Health: non-communicable Tier 1 regime · structural grounding verified

24% U5 per BDHS 2022; down from 41% in 2011

Lock In the Stunting Decline: From 41% to 24% and Onward to Single Digits

Diagnosis

Bangladesh has done something most low and middle income countries struggle to do: it cut child stunting from 41% in 2011 to 24% of under-fives by BDHS 2022 (per the curated note). That is real, hard-won progress, and it is the single most telling indicator of whether a child will grow into a healthy, productive adult, because stunting in the first years of life locks in deficits in physical growth, cognition, and lifetime earnings that no later intervention fully reverses.

The danger now is complacency. A decline from 41% to 24% means roughly one in four young children is still affected, and the easiest gains (the children whose families were closest to adequate nutrition) are already captured. The remaining quarter is harder: poorer households, weaker sanitation, more remote districts, and feeding practices that calorie counts alone do not fix. Progress at this stage stalls unless it is actively defended. With no current single-point indicator past 2022 in the registry (current_state is null), the first task is also to see clearly: the country cannot manage what it has stopped measuring between surveys.

Recommended actions

  1. Protect the first 1,000 days as a named programme line. Owner: Directorate General of Health Services (DGHS). Mechanism: a dedicated maternal and infant nutrition programme operated through the existing community clinic and health worker network, focused on the window from pregnancy to a child's second birthday (antenatal counselling, exclusive breastfeeding support, timely and adequate complementary feeding, growth monitoring at each contact). Observable signal: rising share of children receiving a minimum acceptable diet and complete growth-monitoring records in the districts covered.
  2. Close the water and sanitation gap that drives stunting. Owner: Department of Public Health Engineering (the supporting body), coordinated with DGHS. Mechanism: prioritise safe water points and sanitation upgrades in the districts and upazilas where under-five stunting remains highest, since repeated gut infection from contaminated water blocks nutrient absorption regardless of how well a child is fed. Observable signal: measurable increase in households with safely managed water and sanitation in the targeted geographies.
  3. Make stunting visible between national surveys. Owner: DGHS. Mechanism: a standing height-for-age surveillance feed from community clinic growth-monitoring data, reported by district on a fixed quarterly cycle, so the country is not blind for the years between one BDHS round and the next. Observable signal: a published, current district-level stunting dashboard that replaces the present null status.
  4. Convert the national gains into district targets. Owner: DGHS. Mechanism: set explicit district-by-district reduction targets anchored to the 24% national figure, with the worst-performing districts receiving the largest share of nutrition counselling staff, supplements, and supervision. Observable signal: narrowing spread between the best and worst districts, not just movement in the national average.
  5. Tie funding to maintained coverage. Owner: DGHS. Mechanism: protect the nutrition and community clinic budget lines from being cut when health spending is squeezed, and report coverage of growth monitoring and counselling as a condition of continued release. Observable signal: stable or rising programme coverage even in tight budget years.

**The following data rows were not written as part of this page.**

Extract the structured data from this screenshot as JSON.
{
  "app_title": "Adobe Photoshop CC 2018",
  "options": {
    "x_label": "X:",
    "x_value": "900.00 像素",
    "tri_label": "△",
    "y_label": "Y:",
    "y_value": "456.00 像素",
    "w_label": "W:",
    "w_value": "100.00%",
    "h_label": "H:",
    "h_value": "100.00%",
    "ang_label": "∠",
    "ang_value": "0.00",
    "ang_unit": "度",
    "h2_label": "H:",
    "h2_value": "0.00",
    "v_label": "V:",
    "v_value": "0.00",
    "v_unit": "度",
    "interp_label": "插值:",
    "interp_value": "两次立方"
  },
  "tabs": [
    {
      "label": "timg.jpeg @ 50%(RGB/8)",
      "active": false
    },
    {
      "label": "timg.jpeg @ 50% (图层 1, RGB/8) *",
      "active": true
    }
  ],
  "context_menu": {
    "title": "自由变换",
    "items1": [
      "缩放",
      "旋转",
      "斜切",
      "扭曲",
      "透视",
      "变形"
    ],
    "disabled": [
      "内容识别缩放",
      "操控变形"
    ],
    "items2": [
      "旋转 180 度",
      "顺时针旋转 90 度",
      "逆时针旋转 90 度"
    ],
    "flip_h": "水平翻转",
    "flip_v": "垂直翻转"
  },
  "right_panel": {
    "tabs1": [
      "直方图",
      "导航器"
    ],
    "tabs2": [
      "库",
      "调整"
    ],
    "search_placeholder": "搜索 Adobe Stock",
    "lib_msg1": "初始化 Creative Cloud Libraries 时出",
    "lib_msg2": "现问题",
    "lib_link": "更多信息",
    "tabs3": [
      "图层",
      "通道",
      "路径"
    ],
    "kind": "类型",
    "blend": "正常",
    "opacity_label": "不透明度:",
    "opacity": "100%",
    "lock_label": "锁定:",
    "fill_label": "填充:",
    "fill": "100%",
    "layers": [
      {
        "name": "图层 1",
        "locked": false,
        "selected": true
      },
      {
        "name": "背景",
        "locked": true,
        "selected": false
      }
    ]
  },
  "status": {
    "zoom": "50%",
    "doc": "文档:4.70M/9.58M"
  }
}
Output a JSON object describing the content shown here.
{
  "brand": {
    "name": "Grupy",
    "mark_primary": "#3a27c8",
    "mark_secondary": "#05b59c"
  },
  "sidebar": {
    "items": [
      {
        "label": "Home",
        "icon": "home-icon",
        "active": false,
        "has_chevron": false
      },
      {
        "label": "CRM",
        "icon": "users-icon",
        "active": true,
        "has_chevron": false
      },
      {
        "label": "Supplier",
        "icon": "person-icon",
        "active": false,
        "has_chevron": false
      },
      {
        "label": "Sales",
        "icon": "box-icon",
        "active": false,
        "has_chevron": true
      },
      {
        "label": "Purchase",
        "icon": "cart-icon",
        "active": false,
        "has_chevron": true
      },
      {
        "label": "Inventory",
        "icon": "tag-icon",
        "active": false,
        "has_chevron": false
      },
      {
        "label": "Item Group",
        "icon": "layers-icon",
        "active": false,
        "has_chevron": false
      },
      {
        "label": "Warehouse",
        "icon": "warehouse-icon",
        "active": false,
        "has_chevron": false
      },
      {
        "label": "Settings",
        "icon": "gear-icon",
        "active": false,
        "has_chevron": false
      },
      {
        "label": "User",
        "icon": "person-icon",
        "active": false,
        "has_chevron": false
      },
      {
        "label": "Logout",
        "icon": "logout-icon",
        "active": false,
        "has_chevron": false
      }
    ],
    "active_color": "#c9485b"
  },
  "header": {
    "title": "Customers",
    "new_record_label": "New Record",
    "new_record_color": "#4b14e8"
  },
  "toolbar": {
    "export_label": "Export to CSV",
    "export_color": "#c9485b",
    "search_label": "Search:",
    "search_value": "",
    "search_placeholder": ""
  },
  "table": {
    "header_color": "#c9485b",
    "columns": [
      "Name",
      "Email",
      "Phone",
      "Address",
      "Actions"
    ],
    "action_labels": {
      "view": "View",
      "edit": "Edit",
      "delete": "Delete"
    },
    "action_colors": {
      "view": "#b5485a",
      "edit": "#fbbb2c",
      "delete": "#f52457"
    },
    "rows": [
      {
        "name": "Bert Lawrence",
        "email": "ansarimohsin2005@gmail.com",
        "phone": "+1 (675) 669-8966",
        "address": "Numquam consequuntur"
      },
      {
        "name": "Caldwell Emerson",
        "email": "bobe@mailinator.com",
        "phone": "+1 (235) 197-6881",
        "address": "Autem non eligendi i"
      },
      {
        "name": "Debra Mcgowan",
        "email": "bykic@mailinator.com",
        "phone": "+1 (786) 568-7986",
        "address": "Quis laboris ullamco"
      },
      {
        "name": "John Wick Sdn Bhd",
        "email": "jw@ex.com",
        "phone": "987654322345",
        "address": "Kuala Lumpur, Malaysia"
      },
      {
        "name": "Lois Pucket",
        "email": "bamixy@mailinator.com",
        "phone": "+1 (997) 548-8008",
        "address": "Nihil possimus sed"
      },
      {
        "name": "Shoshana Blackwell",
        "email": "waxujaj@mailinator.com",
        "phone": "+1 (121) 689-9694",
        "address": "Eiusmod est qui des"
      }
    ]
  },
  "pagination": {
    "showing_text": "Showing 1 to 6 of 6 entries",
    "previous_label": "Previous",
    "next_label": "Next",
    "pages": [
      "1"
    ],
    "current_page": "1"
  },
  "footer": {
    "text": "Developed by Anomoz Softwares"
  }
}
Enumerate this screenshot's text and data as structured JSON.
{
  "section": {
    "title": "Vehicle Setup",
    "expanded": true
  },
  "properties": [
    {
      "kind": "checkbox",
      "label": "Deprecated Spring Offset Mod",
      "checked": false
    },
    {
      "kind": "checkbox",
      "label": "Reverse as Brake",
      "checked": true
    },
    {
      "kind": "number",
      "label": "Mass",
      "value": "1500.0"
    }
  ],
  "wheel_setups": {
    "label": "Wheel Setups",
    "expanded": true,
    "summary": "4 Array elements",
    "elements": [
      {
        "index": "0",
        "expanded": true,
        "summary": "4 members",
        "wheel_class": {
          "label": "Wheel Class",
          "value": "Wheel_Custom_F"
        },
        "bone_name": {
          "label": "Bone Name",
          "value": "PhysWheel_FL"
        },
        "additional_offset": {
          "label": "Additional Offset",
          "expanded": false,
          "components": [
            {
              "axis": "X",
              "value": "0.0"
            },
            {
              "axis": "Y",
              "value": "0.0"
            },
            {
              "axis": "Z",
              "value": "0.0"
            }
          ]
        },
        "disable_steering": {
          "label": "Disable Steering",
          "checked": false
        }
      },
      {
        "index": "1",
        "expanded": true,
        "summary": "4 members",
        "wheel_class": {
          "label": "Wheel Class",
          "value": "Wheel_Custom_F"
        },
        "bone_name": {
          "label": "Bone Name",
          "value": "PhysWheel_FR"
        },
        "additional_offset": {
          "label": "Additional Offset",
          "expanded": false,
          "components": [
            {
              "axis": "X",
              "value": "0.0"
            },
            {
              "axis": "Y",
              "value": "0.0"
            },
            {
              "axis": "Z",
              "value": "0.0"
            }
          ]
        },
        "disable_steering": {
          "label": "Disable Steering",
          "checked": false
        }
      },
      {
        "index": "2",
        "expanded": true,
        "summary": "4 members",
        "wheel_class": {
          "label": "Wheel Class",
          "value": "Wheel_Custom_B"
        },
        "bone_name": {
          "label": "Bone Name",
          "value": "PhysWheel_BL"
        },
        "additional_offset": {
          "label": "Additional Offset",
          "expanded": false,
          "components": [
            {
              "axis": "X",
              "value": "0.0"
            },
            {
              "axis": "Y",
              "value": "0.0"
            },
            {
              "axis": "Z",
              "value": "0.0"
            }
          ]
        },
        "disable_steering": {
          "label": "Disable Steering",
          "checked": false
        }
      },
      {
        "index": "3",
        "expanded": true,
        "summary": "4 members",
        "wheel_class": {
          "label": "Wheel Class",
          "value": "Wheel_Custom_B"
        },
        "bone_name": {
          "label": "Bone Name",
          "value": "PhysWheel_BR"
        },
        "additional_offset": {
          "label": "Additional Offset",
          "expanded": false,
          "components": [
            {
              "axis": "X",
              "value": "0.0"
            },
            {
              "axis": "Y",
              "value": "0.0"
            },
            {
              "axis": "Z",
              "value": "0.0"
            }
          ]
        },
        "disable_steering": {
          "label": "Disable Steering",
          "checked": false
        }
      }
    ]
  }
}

Sequencing (first 12 months)

Start with measurement and the first 1,000 days line (actions 1 and 3), because without a current district-level picture the country cannot target the harder remaining quarter, and the community clinic network needed for surveillance is the same network that delivers counselling. Standing up that surveillance feed unlocks everything downstream: it tells DPHE where to put water and sanitation investment (action 2), it lets DGHS set credible district targets (action 4), and it gives the budget conversation (action 5) hard coverage numbers instead of assertions. Water and sanitation work and district targeting follow once the data show where the worst burden sits.

Risks and constraints

The binding constraint is fiscal: nutrition and primary-care budget lines are the first to be cut when health spending tightens, and the gains from 41% to 24% can quietly erode if community clinic staffing and supplements lapse. The second constraint is coordination, because stunting sits across DGHS and DPHE and neither alone owns the result, so the surveillance feed and joint district targeting must be the forcing mechanism that keeps both accountable. The third is patience: this is a structural problem where results lag inputs by years, and political cycles reward visible quick wins over a height-for-age curve that bends slowly.

Bottom line

Bangladesh earned a stunting decline from 41% to 24% that most peers never achieve, and the job now is to defend it, not declare victory. DGHS should make the first 1,000 days a protected programme line, restore district-level visibility between surveys, and pair it with DPHE-led water and sanitation in the worst districts, because the remaining quarter will not fall on its own.

Grounded facts

The figures and responsible bodies cited in this prescription are drawn from the platform's own data and the GovTwin registry listed below.

  • Lead responsible government body: Directorate General of Health Services (DGHS) [GovTwin entity registry]

Drafted by an Opus writer grounded in the facts above. Where the prescription cites a figure, it is drawn from those facts. The diagnosis derives from the BDPolicyLab crisis taxonomy; the responsible body and budget from the GovTwin registry. Recommended actions are the think tank's policy judgment.